Standing behind them was the College Point corporate task force of Community Board 7, which unanimously declared its opposition to the development plans for the defunct airport site last week.

“We think it's a wrong use,” CB 7 member Chuck Apelian said. “This was just something that was going to generate huge amounts of truck traffic. We felt that Linden Place should be constructed regardless as soon as possible.”

Civic leaders said the extension of Linden Place from the Whitestone Expressway to 20th Avenue along the eastern boundary of the corporate park must be completed whether or not the airport site is developed.

On Feb. 3, Mayor Michael Bloomberg stopped in College Point to announce the sale of the Flushing Airport, a property adjacent to the College Point Corporate Park that is partially covered in wetlands and entirely out of use.

The plans include the construction of a $175 million, 180-business complex to be owned by mostly Korean business people.
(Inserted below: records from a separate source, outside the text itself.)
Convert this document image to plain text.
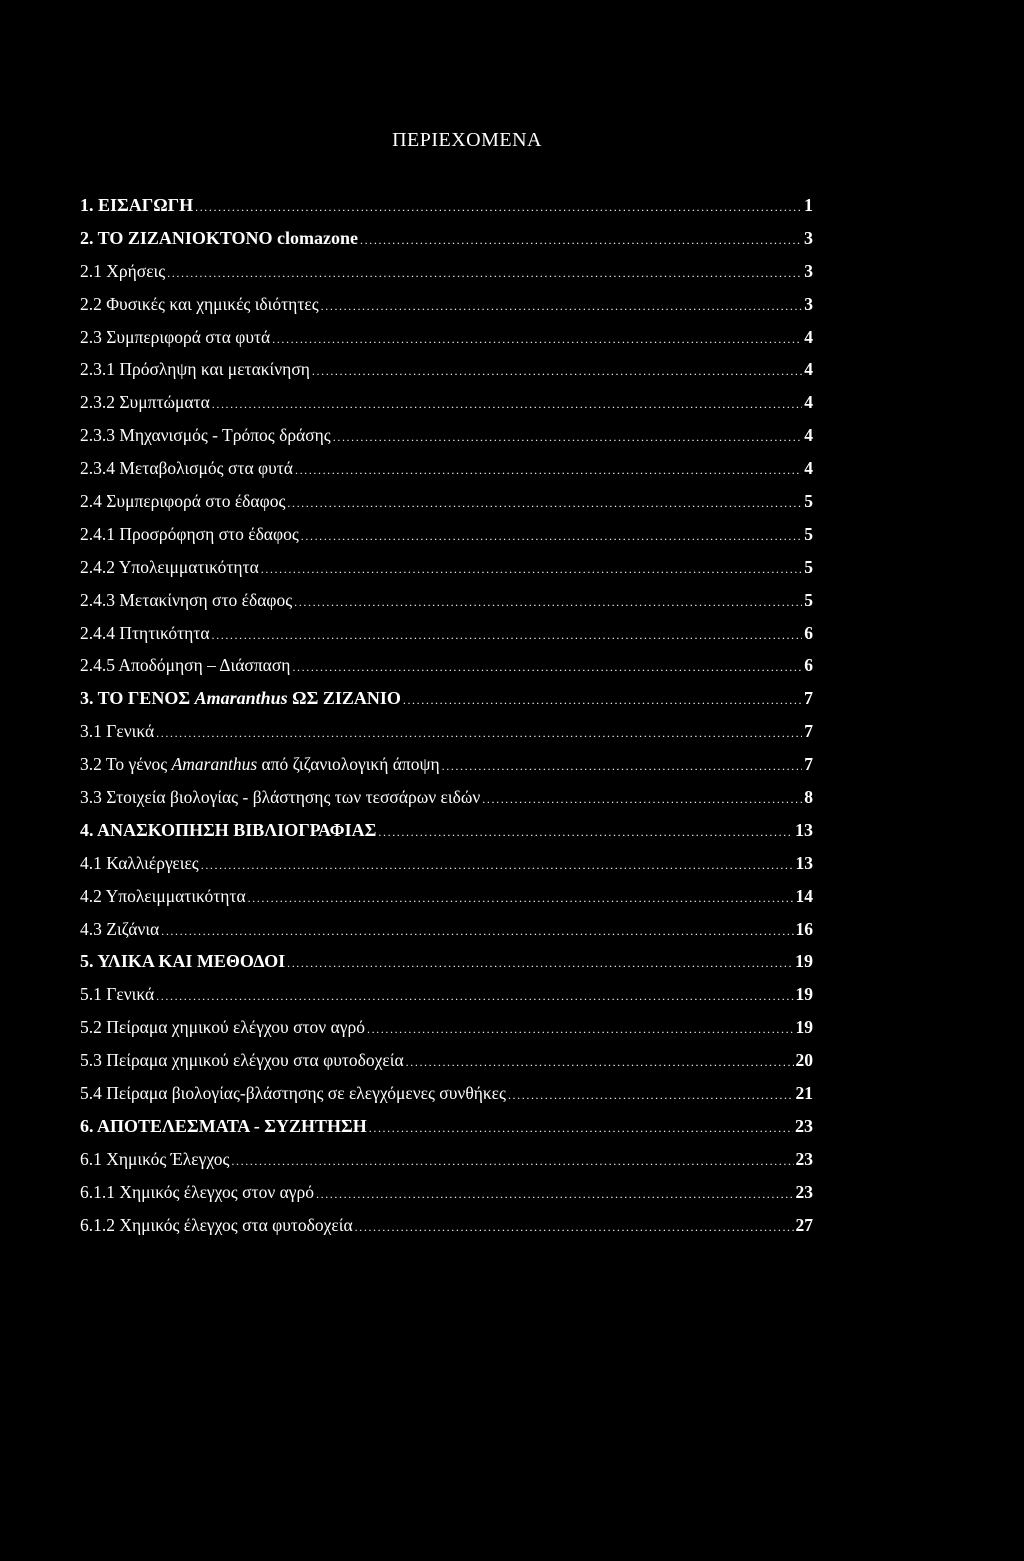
ΠΕΡΙΕΧΟΜΕΝΑ
1. ΕΙΣΑΓΩΓΗ .....	1
2. ΤΟ ΖΙΖΑΝΙΟΚΤΟΝΟ clomazone .....	3
2.1 Χρήσεις .....	3
2.2 Φυσικές και χημικές ιδιότητες .....	3
2.3 Συμπεριφορά στα φυτά .....	4
2.3.1 Πρόσληψη και μετακίνηση .....	4
2.3.2 Συμπτώματα .....	4
2.3.3 Μηχανισμός - Τρόπος δράσης .....	4
2.3.4 Μεταβολισμός στα φυτά .....	4
2.4 Συμπεριφορά στο έδαφος .....	5
2.4.1 Προσρόφηση στο έδαφος .....	5
2.4.2 Υπολειμματικότητα .....	5
2.4.3 Μετακίνηση στο έδαφος .....	5
2.4.4 Πτητικότητα .....	6
2.4.5 Αποδόμηση – Διάσπαση .....	6
3. ΤΟ ΓΕΝΟΣ Amaranthus ΩΣ ΖΙΖΑΝΙΟ .....	7
3.1 Γενικά .....	7
3.2 Το γένος Amaranthus από ζιζανιολογική άποψη .....	7
3.3 Στοιχεία βιολογίας - βλάστησης των τεσσάρων ειδών .....	8
4. ΑΝΑΣΚΟΠΗΣΗ ΒΙΒΛΙΟΓΡΑΦΙΑΣ .....	13
4.1 Καλλιέργειες .....	13
4.2 Υπολειμματικότητα .....	14
4.3 Ζιζάνια .....	16
5. ΥΛΙΚΑ ΚΑΙ ΜΕΘΟΔΟΙ .....	19
5.1 Γενικά .....	19
5.2 Πείραμα χημικού ελέγχου στον αγρό .....	19
5.3 Πείραμα χημικού ελέγχου στα φυτοδοχεία .....	20
5.4 Πείραμα βιολογίας-βλάστησης σε ελεγχόμενες συνθήκες .....	21
6. ΑΠΟΤΕΛΕΣΜΑΤΑ - ΣΥΖΗΤΗΣΗ .....	23
6.1 Χημικός Έλεγχος .....	23
6.1.1 Χημικός έλεγχος στον αγρό .....	23
6.1.2 Χημικός έλεγχος στα φυτοδοχεία .....	27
The developer, College Point Wholesale Distribution Development LLC, also earmarked $100,000 for a contribution to the construction at the College Point sports park.
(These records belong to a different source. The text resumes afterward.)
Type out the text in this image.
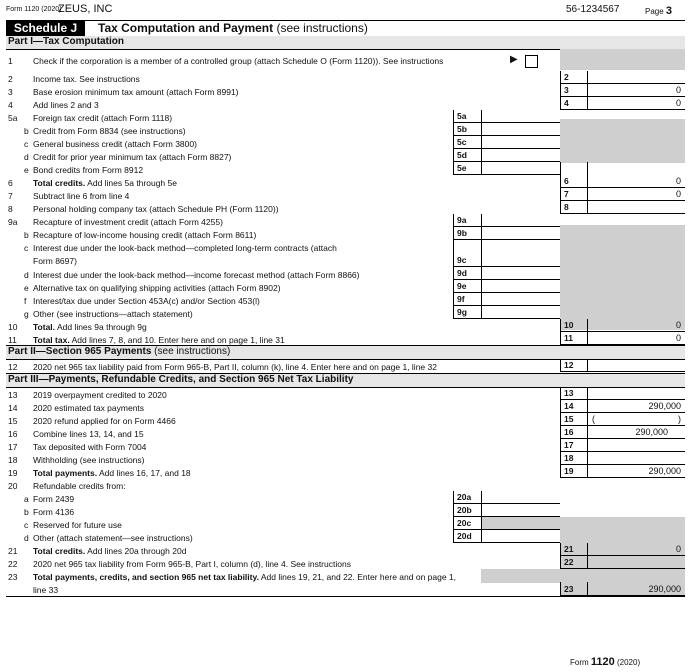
Form 1120 (2020)
ZEUS, INC	56-1234567	Page 3
Schedule J	Tax Computation and Payment (see instructions)
Part I—Tax Computation
1	Check if the corporation is a member of a controlled group (attach Schedule O (Form 1120)). See instructions	▶
2	Income tax. See instructions	2
3	Base erosion minimum tax amount (attach Form 8991)	3	0
4	Add lines 2 and 3	4	0
5a	Foreign tax credit (attach Form 1118)	5a
b Credit from Form 8834 (see instructions)	5b
c General business credit (attach Form 3800)	5c
d Credit for prior year minimum tax (attach Form 8827)	5d
e Bond credits from Form 8912	5e
6	Total credits. Add lines 5a through 5e	6	0
7	Subtract line 6 from line 4	7	0
8	Personal holding company tax (attach Schedule PH (Form 1120))	8
9a	Recapture of investment credit (attach Form 4255)	9a
b Recapture of low-income housing credit (attach Form 8611)	9b
c Interest due under the look-back method—completed long-term contracts (attach
Form 8697)	9c
d Interest due under the look-back method—income forecast method (attach Form 8866)	9d
e Alternative tax on qualifying shipping activities (attach Form 8902)	9e
f Interest/tax due under Section 453A(c) and/or Section 453(l)	9f
g Other (see instructions—attach statement)	9g
10	Total. Add lines 9a through 9g	10	0
11	Total tax. Add lines 7, 8, and 10. Enter here and on page 1, line 31	11	0
Part II—Section 965 Payments (see instructions)
12	2020 net 965 tax liability paid from Form 965-B, Part II, column (k), line 4. Enter here and on page 1, line 32	12
Part III—Payments, Refundable Credits, and Section 965 Net Tax Liability
13	2019 overpayment credited to 2020	13
14	2020 estimated tax payments	14	290,000
15	2020 refund applied for on Form 4466	15	(	)
16	Combine lines 13, 14, and 15	16	290,000
17	Tax deposited with Form 7004	17
18	Withholding (see instructions)	18
19	Total payments. Add lines 16, 17, and 18	19	290,000
20	Refundable credits from:
a Form 2439	20a
b Form 4136	20b
c Reserved for future use	20c
d Other (attach statement—see instructions)	20d
21	Total credits. Add lines 20a through 20d	21	0
22	2020 net 965 tax liability from Form 965-B, Part I, column (d), line 4. See instructions	22
23	Total payments, credits, and section 965 net tax liability. Add lines 19, 21, and 22. Enter here and on page 1,
line 33	23	290,000
Form 1120 (2020)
Development is also contingent on the city's promise to funnel $8 million into the extension of Linden Place.

Plans for the roadway, community leaders say, are necessary even without the development of a business complex in the corporate park.

“The enormous 20th Avenue shopping mall, which faces the project in question, has already created significant traffic problems,” state Sen. Frank Padavan (R-Bellerose) said in a letter to the mayor. “Without any doubt, local residents have already experienced a diminution of their quality of life and the exasperating experience of being victims of vehicular and truck traffic coming from every direction.”
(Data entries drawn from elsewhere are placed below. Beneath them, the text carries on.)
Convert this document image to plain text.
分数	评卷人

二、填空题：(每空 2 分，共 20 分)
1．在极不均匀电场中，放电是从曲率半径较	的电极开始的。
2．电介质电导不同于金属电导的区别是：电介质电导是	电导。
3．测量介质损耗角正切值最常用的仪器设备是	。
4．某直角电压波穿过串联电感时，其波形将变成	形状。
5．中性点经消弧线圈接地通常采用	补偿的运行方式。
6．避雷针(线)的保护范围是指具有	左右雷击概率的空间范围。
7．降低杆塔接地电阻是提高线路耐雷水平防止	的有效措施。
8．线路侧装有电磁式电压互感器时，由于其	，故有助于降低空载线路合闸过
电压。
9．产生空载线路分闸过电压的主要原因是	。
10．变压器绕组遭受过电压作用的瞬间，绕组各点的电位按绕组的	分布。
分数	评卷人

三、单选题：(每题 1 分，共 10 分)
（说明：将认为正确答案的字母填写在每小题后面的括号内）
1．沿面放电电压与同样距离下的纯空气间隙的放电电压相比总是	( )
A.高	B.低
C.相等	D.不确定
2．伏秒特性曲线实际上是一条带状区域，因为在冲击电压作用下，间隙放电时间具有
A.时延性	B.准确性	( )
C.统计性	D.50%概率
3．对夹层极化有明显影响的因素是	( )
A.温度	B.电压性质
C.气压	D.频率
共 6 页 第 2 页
His letter, dated Feb. 18, came after Councilman Tony Avella (D-Bayside) slammed the project in a letter to Councilman John Liu (D-Flushing), who stood alongside the mayor at the announcement in his capacity of chairman of the Transportation Committee.

In a subsequent letter, state Sen. Toby Ann Stavisky (D-Whitestone) and Assemblywoman Nettie Mayersohn (D-Flushing) were co-signers of a letter from Avella to the mayor addressing the potential traffic complications.

“We feel that new construction must be tabled until the horrendous traffic problems that have been created by large-scale development of the College Point Corporate Park are resolved,” they wrote.

“This area has seen tremendous development over the last decade,” they said in their letter to the mayor. “Unfortunately, despite repeated requests (predating your administration) from those of us who represent College Point and Whitestone, there was never a plan for changes in the transportation infrastructure.”

They noted that the College Point community is only accessible from College Point Boulevard, Linden Place, 20th Avenue and 14th Avenue.

“Increased truck traffic as well as thousands of customers converging on the area have turned this quiet community into a frenzied urban center,” the three representatives wrote.

Janel Patterson, a vice president for the Economic Development Corp., which manages the development of the College Point Corporate Park, said there was a chance the EDC could pull the plug on the project. As it stood last Thursday, she said the city was not halting its proposal just yet.

“We think it's a good project,” she said. “We are proceeding with the project. It's very early. It has to go through all the public approvals.”

Apelian said CB 7's vote on the project was not yet scheduled. At the task force meeting last week, he said nearly 50 people spoke against the development. Normally, there are no more than 10 people at those meetings, he said.

“The resolution (we) sent back to the administration was that we're very disappointed and we don't want to see this use,” he said.

Since the announcement, community leaders from College Point and Whitestone have criticized the city for not supporting a project with some light recreational use.

“I realized the benefits of the project were all lopsided in favor of the city, with little or no significant benefits attributed to the overall College Point community,” College Point Board of Trade President Fred Mazzarello wrote in a letter to the EDC. “The College Point community desperately needs recreational facilities, which was one of the original considerations requested of your agency.”

College Point has lacked ballfields since 1997, when the city closed the College Point Sports Park after illegal dumping was discovered on the construction site of the baseball fields.

In his letter, Mazzarello pointed to a part of the EDC's guidelines for the Flushing Airport project that says: “In part, the intent of the plan is to ensure that the area be developed in a manner with or beneficial to the surrounding community.”

The mayor's office did not return calls for comment.

Last week, however, the mayor criticized Avella for his involvement in the illegal dumping on the site of the ballfields and said Avella was responsible for the $16.5 million it cost the city to repair the fields. Avella was president of the College Point Sports Association when debris was discovered and the fields were closed to the 1,300 children who played there.

The ballfields are still under construction seven years later and were scheduled to reopen this spring. Disputes between the city and the contractors have caused further delays in the park's reconstruction.

In the proposal, the wholesale developer promised College Point residents $100,000 toward the park's construction. However, however, no part of the 23-acre Flushing Airport site has been set aside for recreational uses.